Sara Arta vuelve a escupir sangre en el suelo.
—Vete a tomar por el culo —dice—. Pídeme un cigarrillo.
—Todavía podría ayudarla —sigue diciendo Lao—. Obviamente ya no puedo sacarla de la cárcel. Fuera no duraría ni un día. Pero puedo ayudarla mientras esté dentro. Evitar que le vuelvan a hacer daño. Tal vez hasta conseguirle régimen de visitas. A cambio de que usted me ayude a mí. Dirijo una unidad autónoma dentro del Servicio de Información Central. Tenemos una operación activa en la que podría ayudarnos. Con el tiempo, si la cosa va bien, tal vez eso le podría reducir la condena.
De la cara desfigurada de Sara Arta sale un ruido entrecortado y líquido que solamente al cabo de un momento se distingue que es una risa. Al cabo de otro momento la risa se desintegra entre toses. Sara mueve la cabeza a un lado y al otro hasta que consigue enfocar de alguna manera a Lao con los ojos inflados.
—Eres el cabrón más feo que he visto en mi vida —dice, entre resuellos—. Pareces un puto aborto andante.

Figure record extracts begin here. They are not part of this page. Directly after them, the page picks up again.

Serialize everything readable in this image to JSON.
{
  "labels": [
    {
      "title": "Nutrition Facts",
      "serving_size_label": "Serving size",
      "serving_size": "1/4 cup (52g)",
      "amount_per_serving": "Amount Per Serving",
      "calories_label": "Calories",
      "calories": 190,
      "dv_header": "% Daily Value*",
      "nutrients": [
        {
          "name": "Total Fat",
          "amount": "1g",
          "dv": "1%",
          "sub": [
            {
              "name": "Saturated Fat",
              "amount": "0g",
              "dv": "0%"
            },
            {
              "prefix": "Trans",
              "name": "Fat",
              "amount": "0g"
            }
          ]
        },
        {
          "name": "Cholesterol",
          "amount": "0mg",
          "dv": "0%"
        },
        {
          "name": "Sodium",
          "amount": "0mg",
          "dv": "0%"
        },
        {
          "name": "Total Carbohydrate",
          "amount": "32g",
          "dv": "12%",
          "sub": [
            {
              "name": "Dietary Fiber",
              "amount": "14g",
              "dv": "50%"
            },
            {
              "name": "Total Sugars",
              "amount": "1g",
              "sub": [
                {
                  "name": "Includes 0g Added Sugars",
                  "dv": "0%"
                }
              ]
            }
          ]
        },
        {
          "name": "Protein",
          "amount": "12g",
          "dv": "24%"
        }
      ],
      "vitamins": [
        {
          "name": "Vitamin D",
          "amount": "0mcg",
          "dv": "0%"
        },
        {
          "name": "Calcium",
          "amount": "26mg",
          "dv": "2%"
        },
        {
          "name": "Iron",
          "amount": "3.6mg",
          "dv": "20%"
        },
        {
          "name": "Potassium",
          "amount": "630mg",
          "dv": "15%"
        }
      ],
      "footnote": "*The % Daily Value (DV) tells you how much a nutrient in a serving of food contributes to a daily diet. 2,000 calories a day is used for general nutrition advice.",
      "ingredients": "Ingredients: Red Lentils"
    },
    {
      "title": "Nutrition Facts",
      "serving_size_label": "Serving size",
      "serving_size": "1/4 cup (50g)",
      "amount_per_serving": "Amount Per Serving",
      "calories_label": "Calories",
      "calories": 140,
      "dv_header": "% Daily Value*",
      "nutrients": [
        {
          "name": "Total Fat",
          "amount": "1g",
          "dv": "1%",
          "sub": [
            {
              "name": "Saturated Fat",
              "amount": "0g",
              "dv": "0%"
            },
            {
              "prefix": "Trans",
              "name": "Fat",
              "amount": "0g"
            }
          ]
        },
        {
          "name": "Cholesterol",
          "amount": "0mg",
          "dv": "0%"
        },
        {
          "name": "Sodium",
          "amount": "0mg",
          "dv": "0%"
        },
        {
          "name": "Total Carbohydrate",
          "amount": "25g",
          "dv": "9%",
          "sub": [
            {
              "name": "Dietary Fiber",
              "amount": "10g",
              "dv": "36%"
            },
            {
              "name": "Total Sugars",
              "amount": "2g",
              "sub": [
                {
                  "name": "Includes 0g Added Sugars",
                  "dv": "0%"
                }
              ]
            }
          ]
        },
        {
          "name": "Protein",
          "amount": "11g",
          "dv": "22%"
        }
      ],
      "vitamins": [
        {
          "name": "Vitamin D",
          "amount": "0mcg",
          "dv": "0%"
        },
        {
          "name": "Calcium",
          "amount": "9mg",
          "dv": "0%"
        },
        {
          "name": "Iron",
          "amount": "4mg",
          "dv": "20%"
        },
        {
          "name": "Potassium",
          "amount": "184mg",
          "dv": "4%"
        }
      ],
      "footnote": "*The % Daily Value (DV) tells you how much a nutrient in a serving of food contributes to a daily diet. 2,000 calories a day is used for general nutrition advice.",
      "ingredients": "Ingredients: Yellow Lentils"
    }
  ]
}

—Es posible que cambie usted de opinión más adelante —sugiere Lao.
—Y es posible que tú rompas los espejos —dice ella—. Hasta después de charlar con tus amigos soy más guapa que tú, monstruo de mierda.
Lao se encoge de hombros.
—Entiendo que Barbosa consiguiera engañarla a usted —dice Lao—. Es uno de nuestros mejores operativos. Entrenado en Alemania. Pero lo que no entiendo es que usted consiguiera engañarlo a él.
—Vete a tomar por el culo. —Sara Arta escupe otro grumo sanguinolento—. No tienes cojones para matarme. —Hace una pausa y aunque sus rasgos ya no pueden expresar nada, de alguna manera consigue componer algo parecido a una mueca ensangrentada de asco—. Salta a la vista que no tienes cojones, puto adefesio. Ninguno tenéis cojones de matarme.
Lao llama con los nudillos a la puerta de acero.
—Creo que él se dio cuenta enseguida —dice—. Pero la quiso proteger. No nos dijo ni una palabra de usted. La omitió en todos los informes. Solamente nos enteramos de que usted existía porque alguien los vio en un bar.
Sara Arta se queda mirando a Lao con los ojos inflados. Se lleva una mano moteada de quemaduras de cigarrillos a la cara y se seca la boca con el dorso. El parecido morfológico de la mancha de la pared con un lobo rampante es un dato no significativo. Un ruido sistémico. La mancha no es un lobo y no está saltando encima de ninguna persona. La puerta de acero se abre. Entra una pareja de agentes de paisano, los dos en mangas de camisa, los dos con cigarrillos en los labios. Uno de ellos trae el extremo de la manguera. La prisionera les hace un gesto con los dedos para pedirles un cigarrillo.
—Él la protegió, señorita Arta —dice Lao, en la puerta—. Por eso no la pude encontrar. No me imaginé que él la protegería.
El ruido de otro escupitajo de sangre es el último que oye Lao antes de salir de la celda del centro de detención.